L'opération Sirli aurait été décidée par M. Jean-Yves Le Drian, alors ministre de la défense, en juillet 2015, à la suite d'une demande de son homologue égyptien de sécuriser les 1 200 kilomètres de sa frontière avec la Libye 3 ( * ) :

- le cadre d'un éventuel accord de coopération technique spécifique n'est pas connu ;

- selon la presse, la DRM opérerait depuis début 2016 au moyen d'une équipe de dix opérateurs (quatre militaires et six agents privés) et d'un ALSR loué à la société luxembourgeoise CAE Aviation ;

- toujours selon la presse, un militaire égyptien serait présent dans l'avion pour écouter les communications interceptées ;

- les rapports des opérateurs français auraient informé, à plusieurs reprises depuis 2017, que le renseignement aérien fourni - qui à l'origine n'était pas un outil de ciblage - semblait être immédiatement utilisé par l'armée égyptienne pour éliminer des cibles au sol (véhicules de type pickup) sans aucun moyen de recoupement de l'information quant à l'identité des suspects ni au niveau de la menace ;

- les notes révèleraient enfin que le principal objectif que poursuivent les Égyptiens serait la lutte contre le trafic transfrontalier, suivi de l'immigration illégale et, seulement en troisième position, la lutte antiterroriste - soit une liste de priorités inverse à celle qui aurait été communiquée aux forces armées françaises ;

- entre 2016 et 2018, Disclose met directement en cause la France dans dix-neuf bombardements conduits par l'armée égyptienne.

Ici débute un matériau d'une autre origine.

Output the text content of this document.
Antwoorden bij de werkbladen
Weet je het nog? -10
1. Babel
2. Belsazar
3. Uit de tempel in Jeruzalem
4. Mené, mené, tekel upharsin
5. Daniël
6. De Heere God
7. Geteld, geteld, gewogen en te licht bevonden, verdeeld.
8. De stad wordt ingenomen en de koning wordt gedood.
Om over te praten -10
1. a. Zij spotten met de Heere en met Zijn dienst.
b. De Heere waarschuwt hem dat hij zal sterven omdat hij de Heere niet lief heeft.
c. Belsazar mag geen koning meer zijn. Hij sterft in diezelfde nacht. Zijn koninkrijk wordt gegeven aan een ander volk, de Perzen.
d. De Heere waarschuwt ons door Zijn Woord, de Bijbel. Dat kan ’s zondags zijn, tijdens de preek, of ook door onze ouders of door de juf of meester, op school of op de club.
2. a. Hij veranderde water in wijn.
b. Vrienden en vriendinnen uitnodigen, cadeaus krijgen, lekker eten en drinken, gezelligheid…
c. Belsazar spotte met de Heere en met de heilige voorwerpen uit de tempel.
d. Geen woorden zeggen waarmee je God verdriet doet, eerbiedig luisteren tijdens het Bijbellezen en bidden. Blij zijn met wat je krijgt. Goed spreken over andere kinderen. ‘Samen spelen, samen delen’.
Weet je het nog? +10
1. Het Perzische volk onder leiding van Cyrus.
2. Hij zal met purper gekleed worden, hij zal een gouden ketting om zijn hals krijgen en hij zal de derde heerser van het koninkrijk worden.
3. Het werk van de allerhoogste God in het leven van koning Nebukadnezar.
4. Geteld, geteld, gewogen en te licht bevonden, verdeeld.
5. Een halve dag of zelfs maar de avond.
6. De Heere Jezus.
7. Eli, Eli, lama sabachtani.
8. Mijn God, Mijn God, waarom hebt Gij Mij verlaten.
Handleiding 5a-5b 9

Présentées comme des révélations sur la complicité de la France dans des exécutions extrajudiciaires perpétrées par un allié stratégique de notre pays 4 ( * ) , l'enquête présente l'affaire comme un « scandale d'État » et comme le « soutien à une dictature » .

c) La délégation a souhaité user de la faculté offerte par la loi de juillet 2021 pour s'intéresser à l'affaire Sirli

Face à ces révélations, la délégation parlementaire au renseignement a pris l'attache, en décembre 2021, de la ministre des armées et du ministre de l'Europe et des affaires étrangères, pour les auditionner sur cette affaire médiatisée, comme l'y autorise la loi de juillet 2021. En outre, M. Jean-Yves Le Drian était invité à s'exprimer devant la DPR sur l'affaire Pegasus.

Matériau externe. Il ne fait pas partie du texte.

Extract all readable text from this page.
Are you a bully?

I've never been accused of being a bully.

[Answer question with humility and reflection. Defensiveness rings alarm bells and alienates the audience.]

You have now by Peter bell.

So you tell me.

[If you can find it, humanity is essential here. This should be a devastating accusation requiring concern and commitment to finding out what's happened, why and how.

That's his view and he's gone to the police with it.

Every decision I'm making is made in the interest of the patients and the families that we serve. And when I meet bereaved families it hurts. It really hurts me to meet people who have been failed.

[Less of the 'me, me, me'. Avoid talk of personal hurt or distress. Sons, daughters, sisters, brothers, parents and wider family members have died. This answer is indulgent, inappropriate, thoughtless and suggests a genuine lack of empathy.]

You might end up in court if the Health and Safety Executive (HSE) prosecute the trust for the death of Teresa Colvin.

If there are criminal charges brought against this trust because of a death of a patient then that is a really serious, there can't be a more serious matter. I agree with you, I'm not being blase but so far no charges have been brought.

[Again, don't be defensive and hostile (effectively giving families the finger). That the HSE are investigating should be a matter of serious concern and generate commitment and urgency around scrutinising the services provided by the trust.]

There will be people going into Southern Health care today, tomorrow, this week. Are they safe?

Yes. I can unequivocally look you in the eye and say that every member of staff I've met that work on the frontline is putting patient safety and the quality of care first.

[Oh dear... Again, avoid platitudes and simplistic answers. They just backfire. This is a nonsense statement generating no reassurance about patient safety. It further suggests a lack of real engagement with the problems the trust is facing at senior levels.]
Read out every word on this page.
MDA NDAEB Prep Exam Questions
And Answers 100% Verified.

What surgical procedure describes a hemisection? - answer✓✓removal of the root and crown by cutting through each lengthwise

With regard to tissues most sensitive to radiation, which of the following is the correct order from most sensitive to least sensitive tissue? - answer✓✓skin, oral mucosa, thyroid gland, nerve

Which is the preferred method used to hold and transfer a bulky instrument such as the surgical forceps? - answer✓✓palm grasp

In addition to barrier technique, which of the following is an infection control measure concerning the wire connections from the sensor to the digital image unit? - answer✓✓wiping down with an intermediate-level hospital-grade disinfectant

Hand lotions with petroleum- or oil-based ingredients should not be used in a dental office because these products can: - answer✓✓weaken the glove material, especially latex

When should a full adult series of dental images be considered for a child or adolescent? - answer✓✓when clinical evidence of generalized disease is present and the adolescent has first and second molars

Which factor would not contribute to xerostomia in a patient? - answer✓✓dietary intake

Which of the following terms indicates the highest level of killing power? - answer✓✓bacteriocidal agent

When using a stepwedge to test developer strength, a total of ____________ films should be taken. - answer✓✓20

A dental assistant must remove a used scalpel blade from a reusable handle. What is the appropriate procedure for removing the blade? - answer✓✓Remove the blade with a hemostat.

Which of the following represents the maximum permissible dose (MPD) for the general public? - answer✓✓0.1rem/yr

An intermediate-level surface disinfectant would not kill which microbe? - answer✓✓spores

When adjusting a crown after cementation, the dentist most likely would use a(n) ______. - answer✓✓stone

Les ministres ont accepté le principe d'une audition, tout en précisant qu'ils ne pourront pas répondre, en l'état actuel du droit, sur les affaires ayant motivé ces demandes.

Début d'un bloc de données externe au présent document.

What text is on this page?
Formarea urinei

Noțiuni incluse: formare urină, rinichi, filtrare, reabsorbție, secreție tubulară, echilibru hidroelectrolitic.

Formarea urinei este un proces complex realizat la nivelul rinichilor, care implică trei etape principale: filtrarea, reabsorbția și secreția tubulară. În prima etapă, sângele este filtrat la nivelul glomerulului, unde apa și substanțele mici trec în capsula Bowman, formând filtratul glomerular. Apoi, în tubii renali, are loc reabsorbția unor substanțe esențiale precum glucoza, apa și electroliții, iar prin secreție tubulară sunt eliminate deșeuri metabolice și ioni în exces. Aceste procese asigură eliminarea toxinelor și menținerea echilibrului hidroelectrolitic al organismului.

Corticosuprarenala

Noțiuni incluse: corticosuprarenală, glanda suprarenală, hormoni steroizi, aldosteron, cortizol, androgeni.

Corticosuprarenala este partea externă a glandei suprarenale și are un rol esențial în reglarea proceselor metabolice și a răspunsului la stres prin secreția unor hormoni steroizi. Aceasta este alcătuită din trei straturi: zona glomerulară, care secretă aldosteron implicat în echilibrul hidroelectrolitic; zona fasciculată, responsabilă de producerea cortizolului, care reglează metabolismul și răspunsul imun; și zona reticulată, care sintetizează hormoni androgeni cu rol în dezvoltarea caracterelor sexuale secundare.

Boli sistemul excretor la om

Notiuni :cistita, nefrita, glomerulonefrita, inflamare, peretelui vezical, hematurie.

Cette situation a conduit le président de la DPR à écrire au Premier ministre pour l'informer de la situation et lui demander son appui dans cette démarche, en soulignant que la délégation s'était vue confier, par la loi de juillet 2021, la mission d'assurer « un suivi des enjeux d'actualité et des défis à venir » en matière de politique publique du renseignement. Par conséquent, l'exercice du contrôle parlementaire de l'action du Gouvernement, pour lequel la délégation a été créée il y bientôt quinze ans, ne peut consister en une simple faculté d'évocation générale des questions relatives au renseignement, faculté qu'a toujours eue la délégation. Il découle donc de la loi du 30 juillet 2021 que tous les sujets relatifs aux services de renseignement ayant fait l'objet d'une couverture médiatique et d'une prise de position officielle du Gouvernement, doivent pouvoir faire l'objet d'auditions tendant à l'information du Parlement, dans le cadre de confidentialité qui est celui de la DPR. Eu égard aux révélations par la presse dont l'affaire Sirli a fait l'objet ces derniers mois, la réserve invoquée ne saurait faire obstacle à un échange, par ailleurs couvert par le secret de la défense nationale, sur des informations déjà révélées par les médias et confirmées par le Gouvernement.

Néanmoins, dans sa réponse au président de la délégation, le Premier ministre a confirmé l'interprétation juridique faite par ses ministres.


* 3 Disclose rapporte un bilan de la Présidence égyptienne faisant état de « 10 000 voitures remplies de terroristes et de trafiquants » détruites par des frappes aériennes de Cessna ou de F-16 égyptiens.

* 4 Client du Rafale mais aussi de navire de combat de conception française.